In the Federal Circuit opinion below, they held that a method patent must be tied to a particular "machine" or involve a "transformation" of some physical article. The "transformation" prong of that test left some interesting loopholes open for software patents, because they held that transforming REPRESENTATIONS of physical articles is good enough. When going through old cases, the court noted that a patent for x-ray medical software was okay because the data represented physical objects (i.e. human bones). However, patents for financial systems weren't patentable because dollars and cents aren't tangible articles.

However, the most interesting parts of the Federal Circuit's decision was that they almost completely declined to discuss the "machine" prong of the test at that time. It will be interesting to see what (if anything) the SCOTUS does with this. Specifically, the Federal Circuit said that a patent must be tied to a "particular" machine (so that the method could still be practiced on machines other than the one described). However, we don't really know much about what constitutes a "particular" machine. Up until Bilski, the Federal Circuit relied on "In Re Alappat"... which held that loading particular software onto a "general purpose" MAKES it a "particular" computer. The Bilski holding said that Alappat was now reversed... but in the discussion, they only talk about how other parts of that case were wrong.

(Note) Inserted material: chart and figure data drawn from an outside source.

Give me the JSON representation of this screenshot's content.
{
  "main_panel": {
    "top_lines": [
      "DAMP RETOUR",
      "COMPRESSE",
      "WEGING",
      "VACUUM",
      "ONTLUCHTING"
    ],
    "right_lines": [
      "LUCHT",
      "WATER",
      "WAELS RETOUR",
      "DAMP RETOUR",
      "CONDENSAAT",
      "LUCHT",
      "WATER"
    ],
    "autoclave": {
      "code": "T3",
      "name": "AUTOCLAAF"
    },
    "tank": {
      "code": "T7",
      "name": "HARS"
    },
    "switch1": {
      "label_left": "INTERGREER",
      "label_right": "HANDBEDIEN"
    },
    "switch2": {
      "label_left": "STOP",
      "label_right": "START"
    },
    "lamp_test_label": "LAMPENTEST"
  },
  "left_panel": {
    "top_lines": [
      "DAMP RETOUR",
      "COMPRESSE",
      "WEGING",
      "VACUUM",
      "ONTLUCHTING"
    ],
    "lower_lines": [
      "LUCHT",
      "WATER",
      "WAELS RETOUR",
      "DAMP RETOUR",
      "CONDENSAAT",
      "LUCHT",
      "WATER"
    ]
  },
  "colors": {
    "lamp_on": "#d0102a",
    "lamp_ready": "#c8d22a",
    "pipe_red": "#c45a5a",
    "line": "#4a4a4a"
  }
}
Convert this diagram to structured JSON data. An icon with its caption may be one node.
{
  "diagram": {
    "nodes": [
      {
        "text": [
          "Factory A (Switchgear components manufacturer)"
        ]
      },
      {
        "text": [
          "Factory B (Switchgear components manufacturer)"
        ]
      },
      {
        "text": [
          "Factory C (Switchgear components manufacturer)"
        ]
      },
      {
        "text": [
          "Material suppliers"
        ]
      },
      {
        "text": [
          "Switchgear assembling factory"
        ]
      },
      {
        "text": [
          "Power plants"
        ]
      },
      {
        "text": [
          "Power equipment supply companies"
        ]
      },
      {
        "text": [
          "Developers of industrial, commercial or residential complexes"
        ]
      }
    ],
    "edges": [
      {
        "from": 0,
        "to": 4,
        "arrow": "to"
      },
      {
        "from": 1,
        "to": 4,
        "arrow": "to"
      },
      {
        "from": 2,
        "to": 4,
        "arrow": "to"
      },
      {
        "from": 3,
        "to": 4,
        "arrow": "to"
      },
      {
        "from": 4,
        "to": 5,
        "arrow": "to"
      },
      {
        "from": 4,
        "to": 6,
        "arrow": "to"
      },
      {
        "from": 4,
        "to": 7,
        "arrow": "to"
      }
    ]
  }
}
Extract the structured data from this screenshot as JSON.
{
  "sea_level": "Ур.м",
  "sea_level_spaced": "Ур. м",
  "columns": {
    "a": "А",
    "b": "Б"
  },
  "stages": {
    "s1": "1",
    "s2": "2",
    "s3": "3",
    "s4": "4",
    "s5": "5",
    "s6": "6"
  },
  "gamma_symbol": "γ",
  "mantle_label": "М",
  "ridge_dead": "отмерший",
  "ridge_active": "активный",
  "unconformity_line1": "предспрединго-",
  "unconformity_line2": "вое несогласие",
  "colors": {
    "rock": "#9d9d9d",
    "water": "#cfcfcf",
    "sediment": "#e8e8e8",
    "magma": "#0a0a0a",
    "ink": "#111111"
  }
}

So, is a general purpose computer "particular" enough when loaded with specific software, or not? That would be a very interesting question for the SCOTUS to answer.

Just as an aside... I know this is blasphemy on Slashdot, but not ALL method patents are bad. Method patents traditionally cover things like industrial processes and medical testing, things that actually do require innovation and/or substantial investment in FDA approval. The trick is in writing a rule that filters out crap from patents that actually do make public policy sense. It's harder than you might think to come up with a blanket rule that threads this needle.

Comment Mod me down, boys... (Score 5, Insightful) 252

I hated Office 2007's "ribbon" interface when I first saw it. However, after the first few days of using it, I found myself at least twice as productive when using it. Yeah, I know... it's a Microsoft idea, and therefore it's automatically bad. Except, it isn't. Everything I need is easier to get at with fewer clicks, and working properly with styles is finally a snap.

It's hard for me to take seriously people's snobbery toward the latest Microsoft UI designs, when so much of the open-source world is simply a direct rip-off of OLD Microsoft UI designs. OpenOffice is largely an MS Office 2000 clone, KDE started out as a beefier Windows 95 clone, and the new desktop menu in Gnome is a bastard stepchild of Vista and OSX. Up until very recently, innovation in UI design hasn't been an open-source strong point... and it would be nice to see more innovation rather than derivative work in this area. I look forward to seeing what the OOo community(*) comes up with.

(*) Just as I look forward to seeing what the "OOo community" IS under Oracle. Up until now, the community was basically "Sun".